The same argument goes for money. Almost no one cares - they want to swipe their credit card a few times a day and move on with their lives. They do not care about transaction fees, final settlement times, etc. It's invisible. Other than credit cards and cash the average person interacts with more complicated levels of the financial and banking systems a few times in their lives. They do not care if a lifetime of home ownership (as one example) cost them $50 in wire fees. They likely have no idea (and again don't care) how the 401(k) their employer set them up with actually works.
They also don't want to discover that their wallet has been hacked, their exchange collapsed, the value of their money dropped 20% overnight, or any of the other number of ways funds go "poof" with blockchain.

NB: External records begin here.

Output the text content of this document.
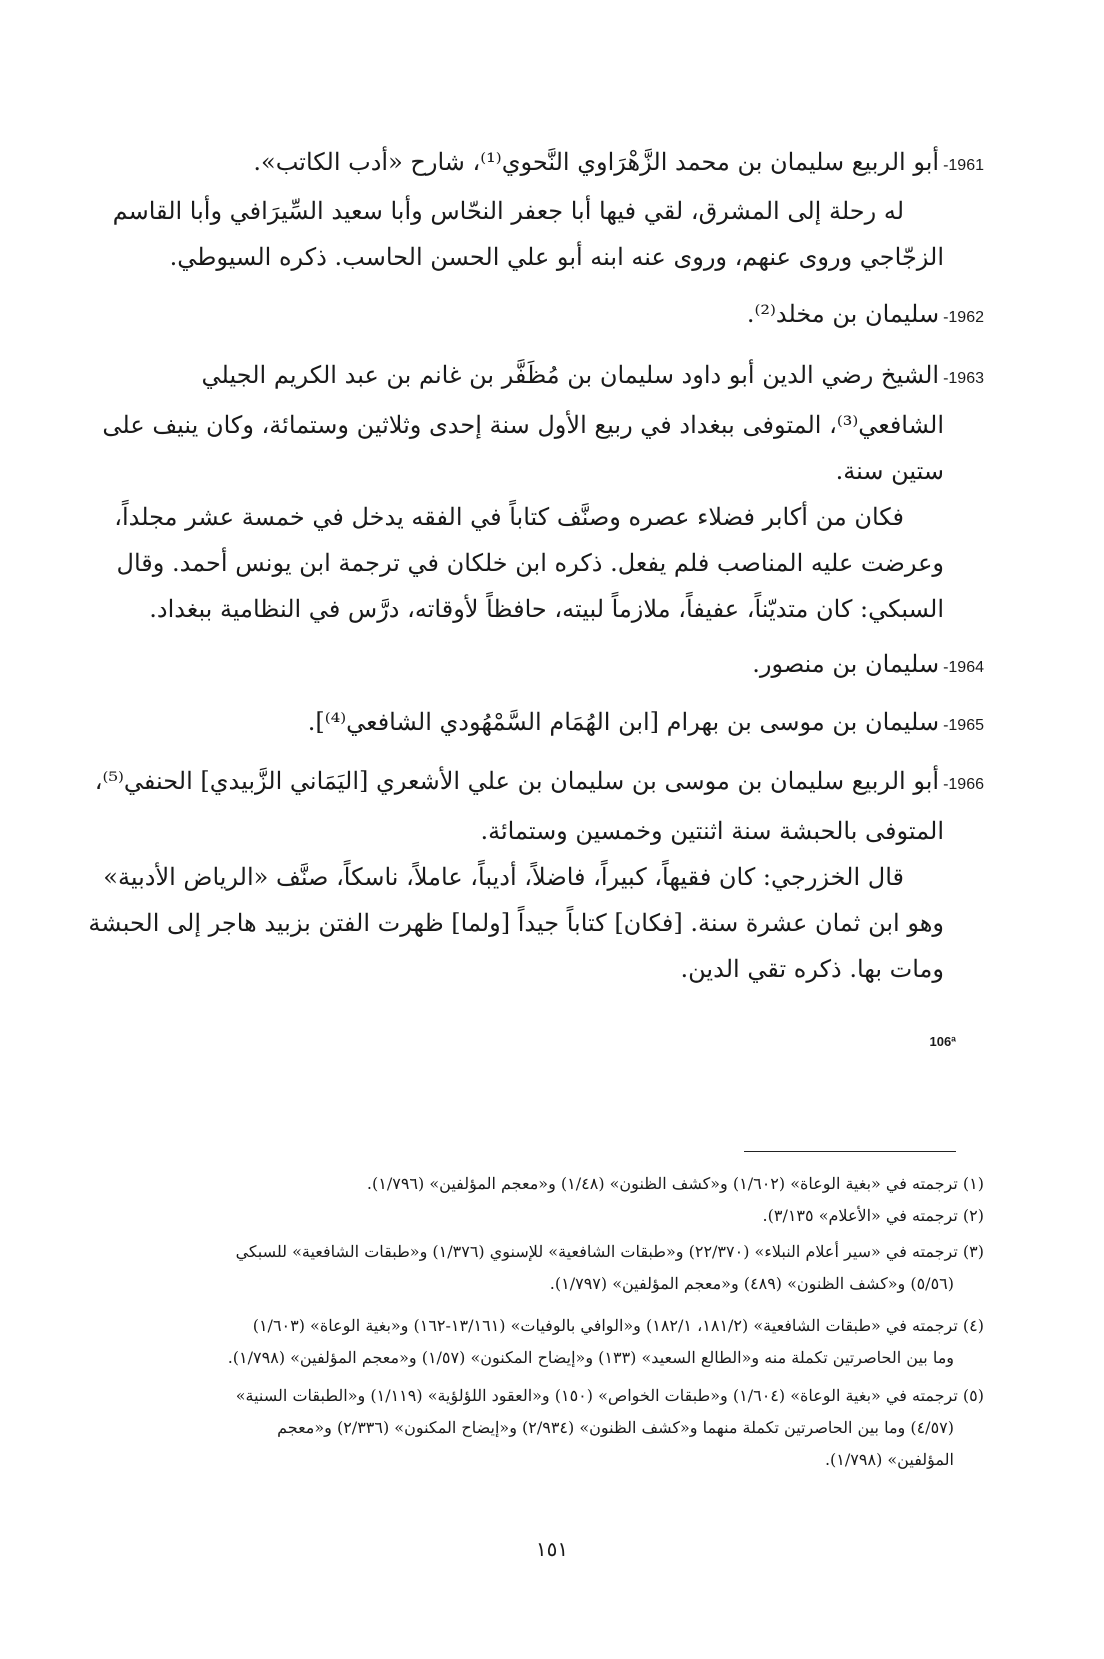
1961-أبو الربيع سليمان بن محمد الزَّهْرَاوي النَّحوي⁽¹⁾، شارح «أدب الكاتب».
له رحلة إلى المشرق، لقي فيها أبا جعفر النحّاس وأبا سعيد السِّيرَافي وأبا القاسم
الزجّاجي وروى عنهم، وروى عنه ابنه أبو علي الحسن الحاسب. ذكره السيوطي.
1962-سليمان بن مخلد⁽²⁾.
1963-الشيخ رضي الدين أبو داود سليمان بن مُظَفَّر بن غانم بن عبد الكريم الجيلي
الشافعي⁽³⁾، المتوفى ببغداد في ربيع الأول سنة إحدى وثلاثين وستمائة، وكان ينيف على
ستين سنة.
فكان من أكابر فضلاء عصره وصنَّف كتاباً في الفقه يدخل في خمسة عشر مجلداً،
وعرضت عليه المناصب فلم يفعل. ذكره ابن خلكان في ترجمة ابن يونس أحمد. وقال
السبكي: كان متديّناً، عفيفاً، ملازماً لبيته، حافظاً لأوقاته، درَّس في النظامية ببغداد.
1964-سليمان بن منصور.
1965-سليمان بن موسى بن بهرام [ابن الهُمَام السَّمْهُودي الشافعي⁽⁴⁾].
1966-أبو الربيع سليمان بن موسى بن سليمان بن علي الأشعري [اليَمَاني الزَّبيدي] الحنفي⁽⁵⁾،
المتوفى بالحبشة سنة اثنتين وخمسين وستمائة.
قال الخزرجي: كان فقيهاً، كبيراً، فاضلاً، أديباً، عاملاً، ناسكاً، صنَّف «الرياض الأدبية»
وهو ابن ثمان عشرة سنة. [فكان] كتاباً جيداً [ولما] ظهرت الفتن بزبيد هاجر إلى الحبشة
ومات بها. ذكره تقي الدين.
106ª
(١) ترجمته في «بغية الوعاة» (١/٦٠٢) و«كشف الظنون» (١/٤٨) و«معجم المؤلفين» (١/٧٩٦).
(٢) ترجمته في «الأعلام» ٣/١٣٥).
(٣) ترجمته في «سير أعلام النبلاء» (٢٢/٣٧٠) و«طبقات الشافعية» للإسنوي (١/٣٧٦) و«طبقات الشافعية» للسبكي
(٥/٥٦) و«كشف الظنون» (٤٨٩) و«معجم المؤلفين» (١/٧٩٧).
(٤) ترجمته في «طبقات الشافعية» (١٨١/٢، ١٨٢/١) و«الوافي بالوفيات» (١٣/١٦١-١٦٢) و«بغية الوعاة» (١/٦٠٣)
وما بين الحاصرتين تكملة منه و«الطالع السعيد» (١٣٣) و«إيضاح المكنون» (١/٥٧) و«معجم المؤلفين» (١/٧٩٨).
(٥) ترجمته في «بغية الوعاة» (١/٦٠٤) و«طبقات الخواص» (١٥٠) و«العقود اللؤلؤية» (١/١١٩) و«الطبقات السنية»
(٤/٥٧) وما بين الحاصرتين تكملة منهما و«كشف الظنون» (٢/٩٣٤) و«إيضاح المكنون» (٢/٣٣٦) و«معجم
المؤلفين» (١/٧٩٨).
١٥١
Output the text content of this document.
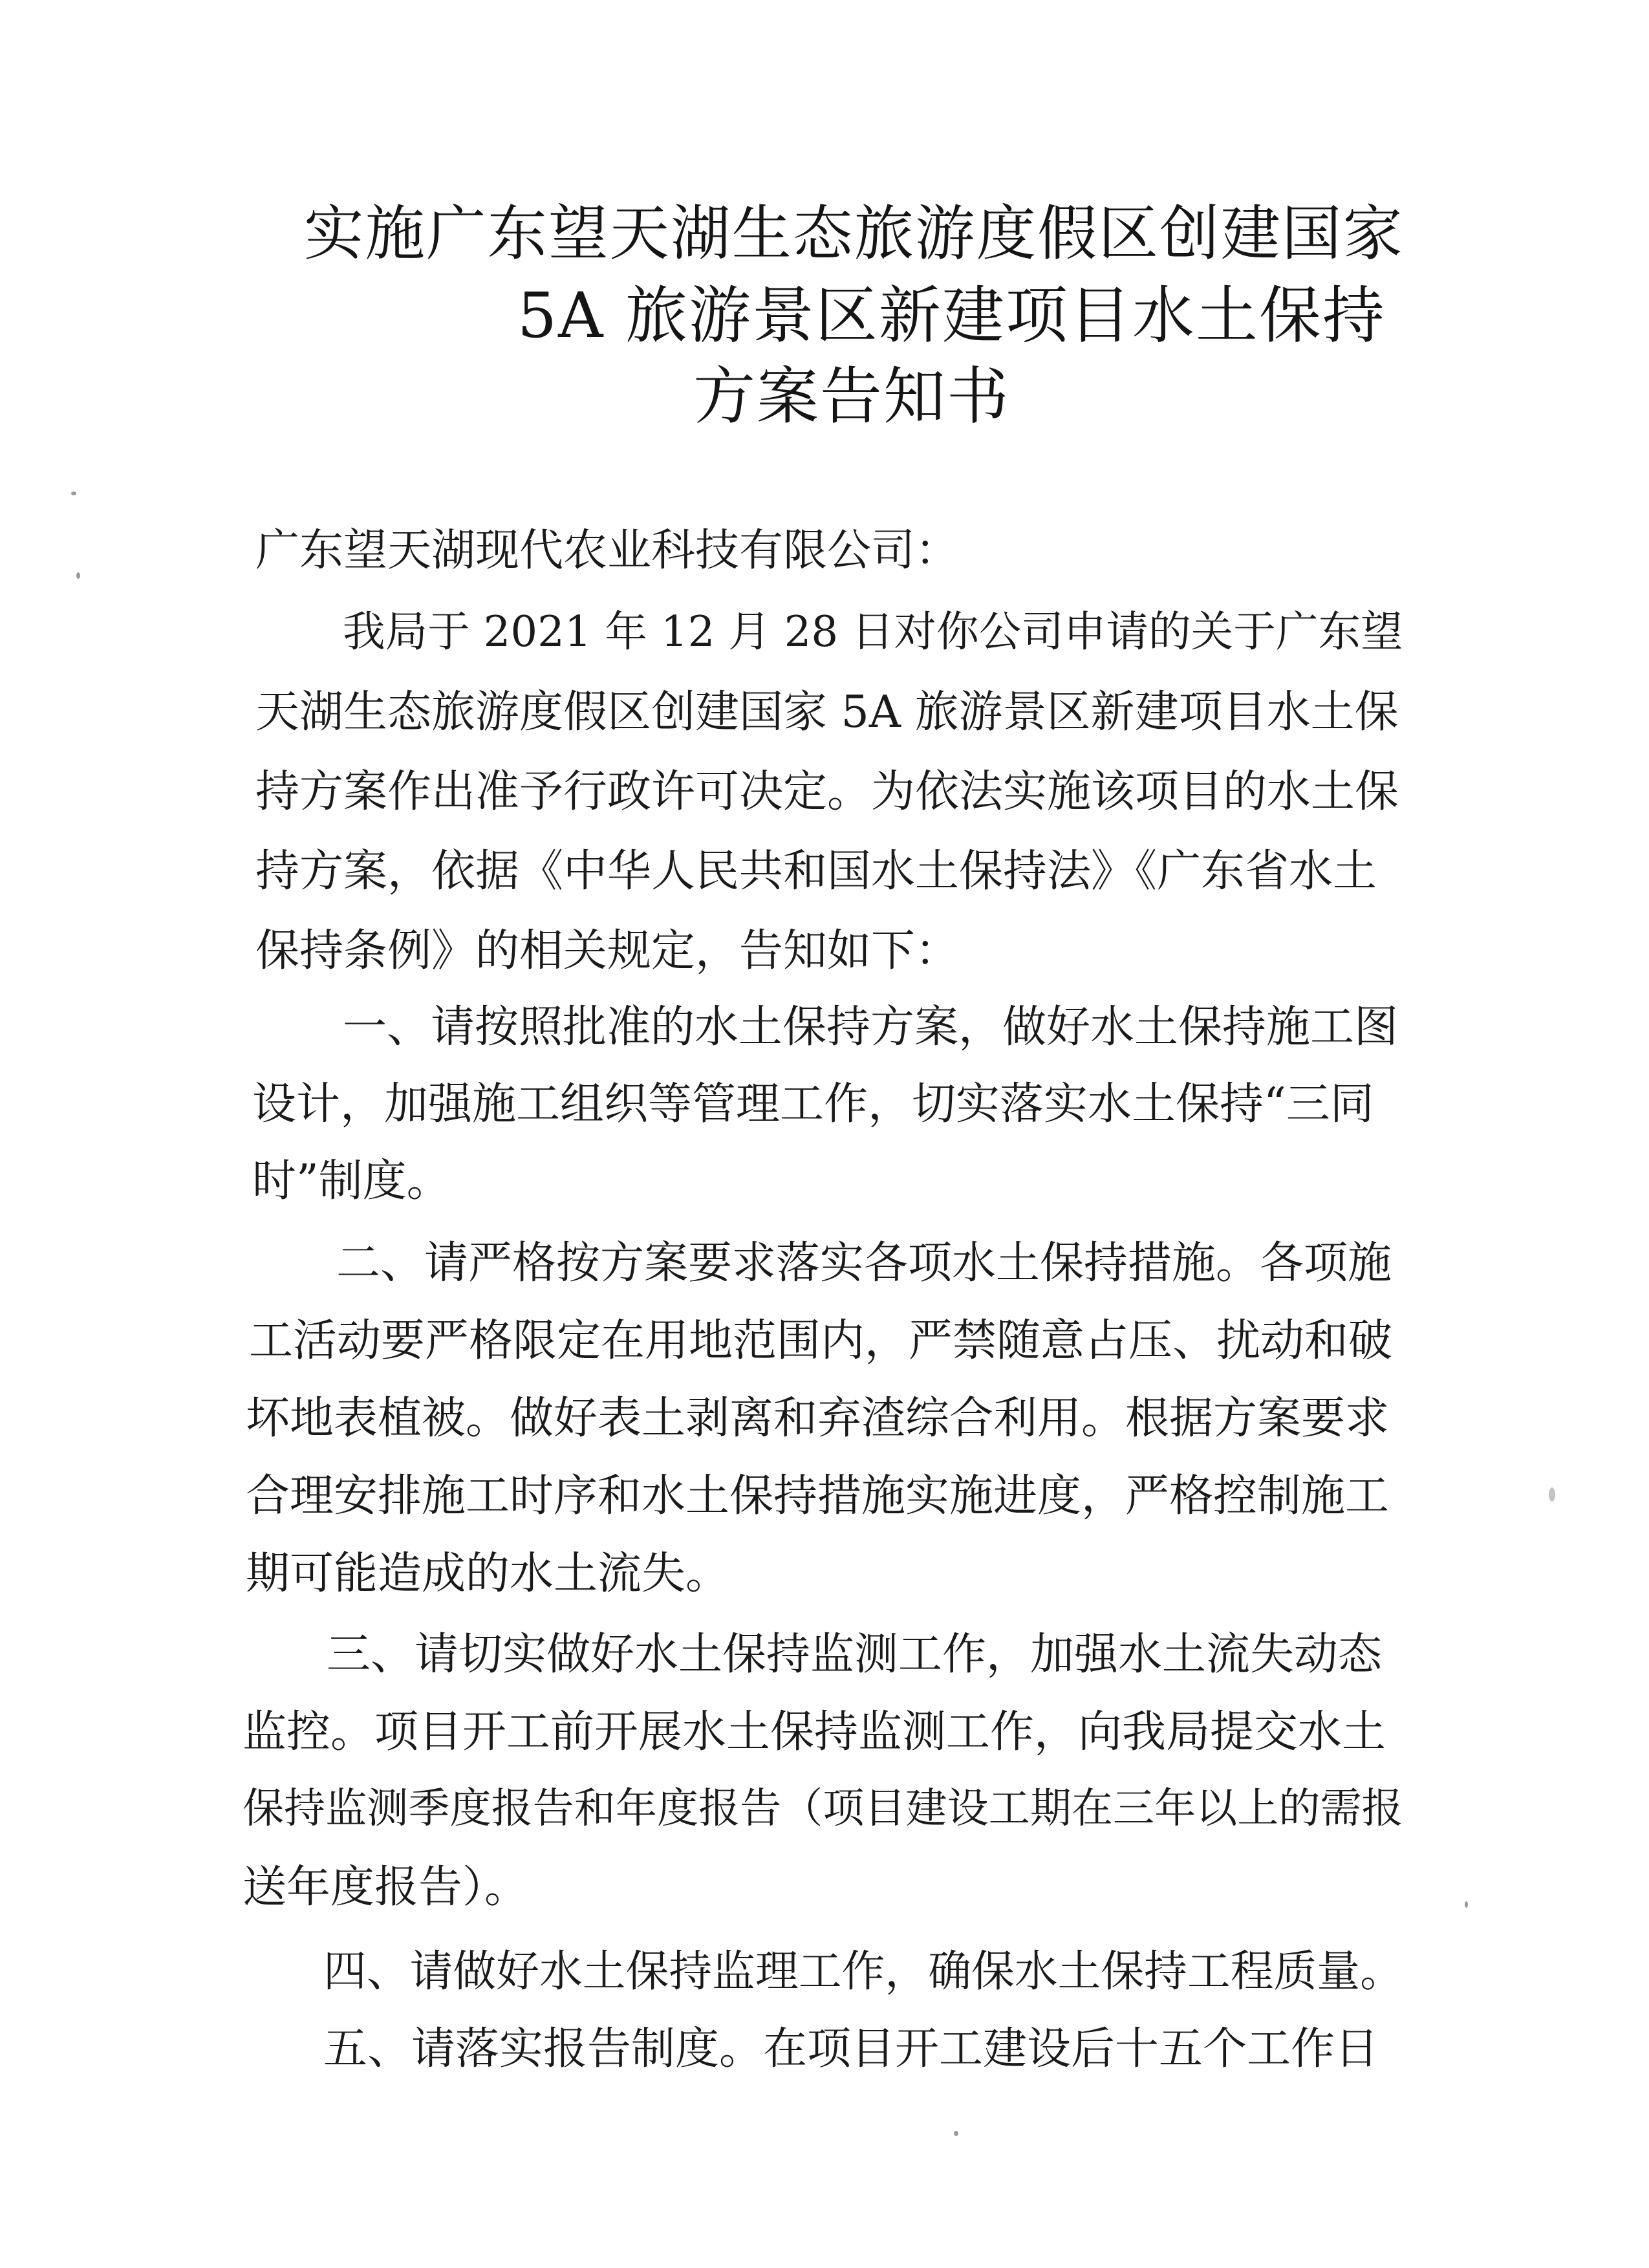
实施广东望天湖生态旅游度假区创建国家
5A 旅游景区新建项目水土保持
方案告知书
广东望天湖现代农业科技有限公司：
我局于 2021 年 12 月 28 日对你公司申请的关于广东望
天湖生态旅游度假区创建国家 5A 旅游景区新建项目水土保
持方案作出准予行政许可决定。为依法实施该项目的水土保
持方案，依据《中华人民共和国水土保持法》《广东省水土
保持条例》的相关规定，告知如下：
一、请按照批准的水土保持方案，做好水土保持施工图
设计，加强施工组织等管理工作，切实落实水土保持“三同
时”制度。
二、请严格按方案要求落实各项水土保持措施。各项施
工活动要严格限定在用地范围内，严禁随意占压、扰动和破
坏地表植被。做好表土剥离和弃渣综合利用。根据方案要求
合理安排施工时序和水土保持措施实施进度，严格控制施工
期可能造成的水土流失。
三、请切实做好水土保持监测工作，加强水土流失动态
监控。项目开工前开展水土保持监测工作，向我局提交水土
保持监测季度报告和年度报告（项目建设工期在三年以上的需报
送年度报告）。
四、请做好水土保持监理工作，确保水土保持工程质量。
五、请落实报告制度。在项目开工建设后十五个工作日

Let's be clear: when Google exploded, that was the growth of the Internet in the driver's seat, not demand for Google specifically. Google's growth was a side effect of the exponential growth of the internet because it solved a need where there was no adequate incumbent solution, and where demand for that solution was growing exponentially for reasons basically unrelated to the quality of the solution.
This isn't the case for crypto, because there's an incumbent solution that works fine. More specifically, in our analogy, money is the counterpart of the Internet. Crypto is in the position of needing to slowly sap market share from an incumbent (government fiat) in the same way that, for example, DuckDuckGo does even if you feel it's a superior product.
If Bitcoin was the first-ever instance of money, I assure you its growth profile would look like Google's did.